Gérer les arrêts longs : préparer le retour
Un retour après arrêt long non préparé est à haut risque de rechute — particulièrement pour les burnouts et les dépressions.
🔖Avant la reprise
- Maintenir un lien bienveillant : une carte, un message simple — sans pression sur la date de retour
- Visite de pré-reprise : idéalement 4 à 6 semaines avant la reprise
- Rendez-vous de liaison : si le salarié y consent — maintenir le lien, informer des dispositifs disponibles
🔖Le jour de la reprise
- Visite de reprise obligatoire : avant ou le jour de la reprise (Art. R. 4624-31 CT) après arrêt > 30 jours
- Accueil bienveillant — reprendre progressivement
🔖Dans les jours et semaines suivants
- Proposer l'EPP si applicable : si aucun EPP n'a eu lieu dans les 12 mois précédant la reprise — cadrage de la prochaine étape de parcours
- Traiter les causes organisationnelles : un retour dans le même environnement non modifié conduit presque systématiquement à une rechute
- Maintenir le contact avec le médecin du travail
⛔ Posture à éviter
Sanctionner ou surveiller — pression sur les dates de retour, contrôles répétés. Résultat : aggravation du problème, risque juridique, dégradation de la relation
⚠️ Posture insuffisante
Gérer administrativement — déclarer, maintenir le salaire, attendre le retour sans rien faire d'autre. Résultat : le problème n'est pas traité, le cycle se reproduit
✅ Posture efficace
Comprendre et agir — entretien de retour, médecin du travail, analyse des causes, plan d'action sur les conditions de travail. Résultat : réduction durable de l'absentéisme

Conclusion
Un taux d'absentéisme, seul, ne dit rien : il faut le lire au regard de sa structure (courts ou longs arrêts ?), de sa localisation (tout le monde ou certains services ?) et de son évolution dans le temps.

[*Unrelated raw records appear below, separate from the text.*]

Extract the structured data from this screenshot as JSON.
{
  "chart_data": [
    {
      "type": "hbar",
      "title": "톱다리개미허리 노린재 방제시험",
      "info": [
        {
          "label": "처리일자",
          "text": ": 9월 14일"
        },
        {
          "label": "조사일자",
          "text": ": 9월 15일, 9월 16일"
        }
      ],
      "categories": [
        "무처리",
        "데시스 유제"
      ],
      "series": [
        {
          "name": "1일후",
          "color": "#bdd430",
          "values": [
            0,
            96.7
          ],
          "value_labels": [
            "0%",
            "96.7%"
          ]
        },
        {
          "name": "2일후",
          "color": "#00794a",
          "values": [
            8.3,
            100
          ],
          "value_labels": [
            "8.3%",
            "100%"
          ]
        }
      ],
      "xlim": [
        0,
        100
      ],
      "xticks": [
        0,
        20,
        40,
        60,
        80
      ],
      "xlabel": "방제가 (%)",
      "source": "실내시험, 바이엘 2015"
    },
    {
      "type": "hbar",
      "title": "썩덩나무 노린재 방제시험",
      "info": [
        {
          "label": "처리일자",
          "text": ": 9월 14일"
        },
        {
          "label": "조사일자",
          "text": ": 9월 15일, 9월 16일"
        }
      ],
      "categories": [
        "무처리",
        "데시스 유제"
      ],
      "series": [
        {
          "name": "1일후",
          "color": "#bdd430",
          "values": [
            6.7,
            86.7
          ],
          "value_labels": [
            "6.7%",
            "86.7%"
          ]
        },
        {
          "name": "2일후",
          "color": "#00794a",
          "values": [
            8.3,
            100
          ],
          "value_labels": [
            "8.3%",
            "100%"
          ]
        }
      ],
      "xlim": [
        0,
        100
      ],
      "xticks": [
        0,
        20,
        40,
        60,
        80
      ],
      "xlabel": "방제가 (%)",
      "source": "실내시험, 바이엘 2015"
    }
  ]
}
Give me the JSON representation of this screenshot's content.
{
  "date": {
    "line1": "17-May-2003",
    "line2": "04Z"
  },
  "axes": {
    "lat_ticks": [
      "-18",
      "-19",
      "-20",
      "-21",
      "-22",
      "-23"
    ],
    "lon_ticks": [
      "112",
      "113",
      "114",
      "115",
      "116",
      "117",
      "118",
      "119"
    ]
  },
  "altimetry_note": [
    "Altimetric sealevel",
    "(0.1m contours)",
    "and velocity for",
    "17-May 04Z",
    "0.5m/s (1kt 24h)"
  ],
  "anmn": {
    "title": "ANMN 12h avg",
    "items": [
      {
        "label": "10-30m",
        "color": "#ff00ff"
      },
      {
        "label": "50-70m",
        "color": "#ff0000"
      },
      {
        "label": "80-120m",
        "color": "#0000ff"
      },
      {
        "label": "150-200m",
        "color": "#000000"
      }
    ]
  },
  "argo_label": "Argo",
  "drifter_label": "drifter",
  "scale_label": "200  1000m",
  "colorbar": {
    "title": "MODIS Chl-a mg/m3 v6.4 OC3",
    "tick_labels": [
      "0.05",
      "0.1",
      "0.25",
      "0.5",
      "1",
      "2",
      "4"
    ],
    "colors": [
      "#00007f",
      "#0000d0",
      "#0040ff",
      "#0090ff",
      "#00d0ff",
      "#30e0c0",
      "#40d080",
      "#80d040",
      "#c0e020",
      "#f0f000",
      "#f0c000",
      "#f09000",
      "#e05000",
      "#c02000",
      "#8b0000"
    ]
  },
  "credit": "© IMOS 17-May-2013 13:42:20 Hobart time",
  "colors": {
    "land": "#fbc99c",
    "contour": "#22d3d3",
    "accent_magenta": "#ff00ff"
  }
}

Les données 2024 confirment une tendance qui n'a rien de passager : les troubles psychiques sont devenus la première cause de progression de l'absentéisme long, qu'il s'agisse des accidents du travail liés aux RPS, des maladies professionnelles psychiques ou des arrêts de prévoyance. La santé mentale érigée en Grande Cause nationale 2025 traduit la reconnaissance publique de cette réalité.
Dans une petite structure, la proximité avec les équipes est un avantage : les signaux sont souvent plus visibles. Une équipe tendue, un manager qui perd pied, un salarié qui multiplie les petits arrêts — autant de signaux que le dirigeant peut percevoir et traiter en amont, avant que l'arrêt court devienne l'arrêt long.
L'entretien de retour systématique, les dispositifs de la loi du 2 août 2021 et le nouvel EPP après absence longue sont les outils à mobiliser _ à condition de les connaître.